Drawing on over a decade of experience across banking, insurance, and tech manufacturing, I specialize in applying cross-industry predictive frameworks to engineer modern credit and growth strategies. With expertise in Python, Databricks, and SQL, I design end-to-end analytical pipelines. Beyond the code, I thrive as a strategic bridge—translating complex data models to secure executive buy-in, mentoring technical teams, and partnering directly with marketing and business units to execute highly targeted campaigns.
Case studies demonstrating my ability to navigate complex enterprise data systems, engineer predictive features, and collaborate across teams to optimize business outcomes.
The Challenge: A "spray and pray" digital marketing strategy led to high Customer Acquisition Costs (CAC) and low conversion rates across diverse demographic funnels.
The Solution: Built a data generation engine to simulate 100k+ realistic inbound leads.
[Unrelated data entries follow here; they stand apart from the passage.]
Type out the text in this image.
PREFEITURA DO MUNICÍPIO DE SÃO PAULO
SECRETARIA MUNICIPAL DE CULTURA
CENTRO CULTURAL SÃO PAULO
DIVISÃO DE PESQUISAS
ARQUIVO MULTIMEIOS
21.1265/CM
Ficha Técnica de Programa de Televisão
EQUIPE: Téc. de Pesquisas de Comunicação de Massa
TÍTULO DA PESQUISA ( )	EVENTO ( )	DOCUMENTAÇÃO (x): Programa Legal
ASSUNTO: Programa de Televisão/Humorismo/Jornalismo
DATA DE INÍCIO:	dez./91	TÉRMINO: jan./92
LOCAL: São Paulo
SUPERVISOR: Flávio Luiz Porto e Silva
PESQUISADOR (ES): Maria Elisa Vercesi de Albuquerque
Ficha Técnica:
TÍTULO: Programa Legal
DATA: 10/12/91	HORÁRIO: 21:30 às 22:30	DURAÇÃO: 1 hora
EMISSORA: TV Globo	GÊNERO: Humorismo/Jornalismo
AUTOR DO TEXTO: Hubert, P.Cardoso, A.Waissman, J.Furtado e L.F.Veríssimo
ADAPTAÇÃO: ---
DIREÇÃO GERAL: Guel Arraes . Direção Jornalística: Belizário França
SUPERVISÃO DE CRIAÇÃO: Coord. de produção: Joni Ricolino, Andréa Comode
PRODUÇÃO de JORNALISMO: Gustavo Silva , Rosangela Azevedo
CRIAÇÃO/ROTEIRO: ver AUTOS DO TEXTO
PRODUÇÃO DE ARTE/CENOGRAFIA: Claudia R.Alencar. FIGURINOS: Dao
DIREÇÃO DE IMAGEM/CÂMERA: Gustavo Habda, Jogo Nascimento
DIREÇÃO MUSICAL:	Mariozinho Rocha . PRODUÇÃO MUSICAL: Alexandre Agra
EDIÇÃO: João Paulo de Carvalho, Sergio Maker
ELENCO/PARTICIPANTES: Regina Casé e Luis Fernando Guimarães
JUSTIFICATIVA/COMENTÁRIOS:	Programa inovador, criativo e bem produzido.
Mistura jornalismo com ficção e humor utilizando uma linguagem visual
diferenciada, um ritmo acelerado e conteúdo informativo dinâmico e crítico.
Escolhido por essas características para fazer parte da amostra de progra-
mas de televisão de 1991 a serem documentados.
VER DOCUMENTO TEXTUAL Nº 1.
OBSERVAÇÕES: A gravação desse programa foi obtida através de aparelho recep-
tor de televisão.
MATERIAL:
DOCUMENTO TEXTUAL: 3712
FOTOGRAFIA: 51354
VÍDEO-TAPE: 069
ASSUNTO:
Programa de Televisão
Designed a PySpark pipeline utilizing VectorAssemblers and StandardScaler (Z-Score Normalization) to feed into a K-Means Clustering algorithm.
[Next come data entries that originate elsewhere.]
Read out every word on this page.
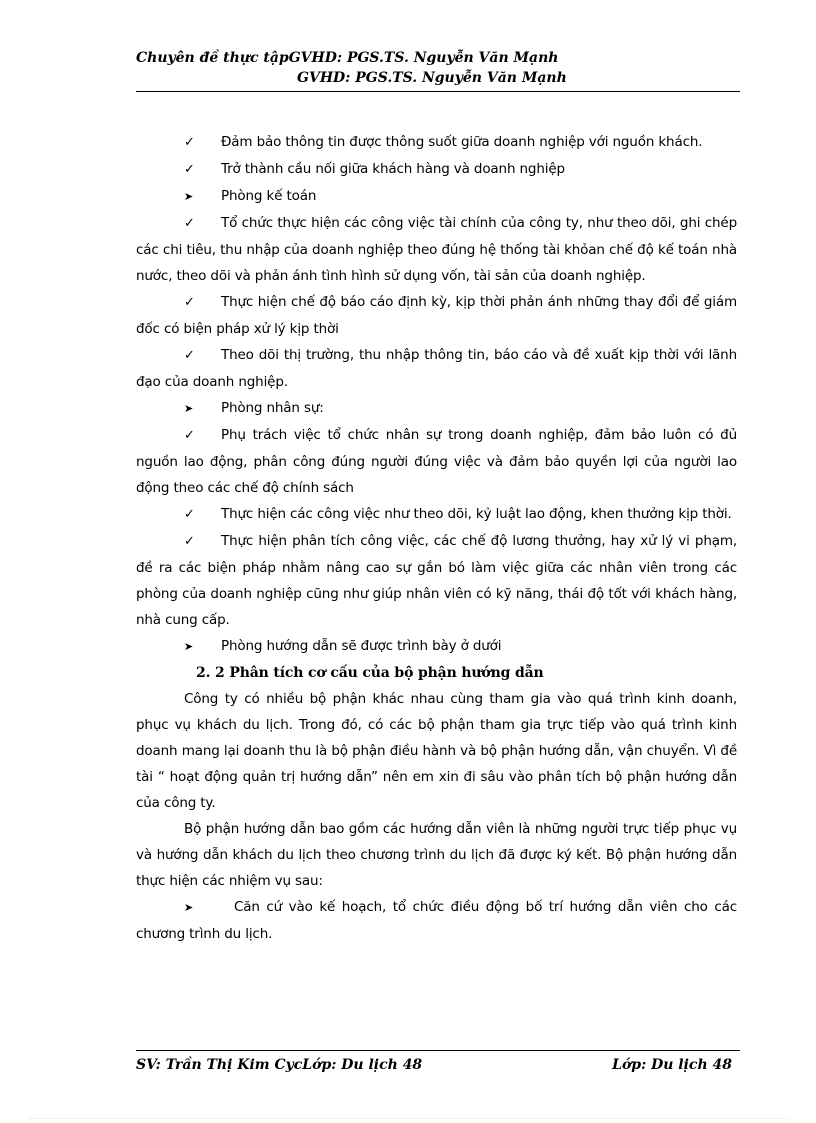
Chuyên đề thực tậpGVHD: PGS.TS. Nguyễn Văn Mạnh
GVHD: PGS.TS. Nguyễn Văn Mạnh

✓ Đảm bảo thông tin được thông suốt giữa doanh nghiệp với nguồn khách.

✓ Trở thành cầu nối giữa khách hàng và doanh nghiệp

➤ Phòng kế toán

✓ Tổ chức thực hiện các công việc tài chính của công ty, như theo dõi, ghi chép các chi tiêu, thu nhập của doanh nghiệp theo đúng hệ thống tài khỏan chế độ kế toán nhà nước, theo dõi và phản ánh tình hình sử dụng vốn, tài sản của doanh nghiệp.

✓ Thực hiện chế độ báo cáo định kỳ, kịp thời phản ánh những thay đổi để giám đốc có biện pháp xử lý kịp thời

✓ Theo dõi thị trường, thu nhập thông tin, báo cáo và đề xuất kịp thời với lãnh đạo của doanh nghiệp.

➤ Phòng nhân sự:

✓ Phụ trách việc tổ chức nhân sự trong doanh nghiệp, đảm bảo luôn có đủ nguồn lao động, phân công đúng người đúng việc và đảm bảo quyền lợi của người lao động theo các chế độ chính sách

✓ Thực hiện các công việc như theo dõi, kỷ luật lao động, khen thưởng kịp thời.

✓ Thực hiện phân tích công việc, các chế độ lương thưởng, hay xử lý vi phạm, đề ra các biện pháp nhằm nâng cao sự gắn bó làm việc giữa các nhân viên trong các phòng của doanh nghiệp cũng như giúp nhân viên có kỹ năng, thái độ tốt với khách hàng, nhà cung cấp.

➤ Phòng hướng dẫn sẽ được trình bày ở dưới

2. 2 Phân tích cơ cấu của bộ phận hướng dẫn

Công ty có nhiều bộ phận khác nhau cùng tham gia vào quá trình kinh doanh, phục vụ khách du lịch. Trong đó, có các bộ phận tham gia trực tiếp vào quá trình kinh doanh mang lại doanh thu là bộ phận điều hành và bộ phận hướng dẫn, vận chuyển. Vì đề tài “ hoạt động quản trị hướng dẫn” nên em xin đi sâu vào phân tích bộ phận hướng dẫn của công ty.

Bộ phận hướng dẫn bao gồm các hướng dẫn viên là những người trực tiếp phục vụ và hướng dẫn khách du lịch theo chương trình du lịch đã được ký kết. Bộ phận hướng dẫn thực hiện các nhiệm vụ sau:

➤	Căn cứ vào kế hoạch, tổ chức điều động bố trí hướng dẫn viên cho các chương trình du lịch.

SV: Trần Thị Kim CycLớp: Du lịch 48	Lớp: Du lịch 48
The Impact: Achieved an elite Silhouette Score of 0.77, discovering three distinct "hidden personas." Enabled dynamic routing to specific business workflows, driving a simulated 3x lift in Click-Through Rates.
The Challenge: Reactive call-center retention efforts led to high policyholder churn rates and bloated "Cost-to-Serve" operational metrics for enterprise insurance clients.
The Solution: Architected a Databricks pipeline leveraging PySpark and XGBoost to predict customer churn probability based on historical interaction frequency, billing friction, and policy metadata.
The Impact: Enabled proactive intervention strategies by identifying at-risk accounts before they canceled. Translated operational efficiency into a measurable reduction in Cost-to-Serve and improved Customer Lifetime Value (LTV).
The Challenge: Traditional actuarial methods rely on broad averages, leading to over-reserving (trapped capital) or under-reserving (P&L shocks) for liability claims.
The Solution: Architected an end-to-end PySpark ML pipeline on Databricks. Engineered a Gradient Boosted Tree model that captures non-linear risk interactions, outperforming standard GLMs, and tracked the deployment via MLflow Unity Catalog.
The Impact: Successfully segmented risk, demonstrating via decile analysis that the model accurately isolates routine claims ($3k) from severe shock losses ($35k+), enabling precise capital allocation.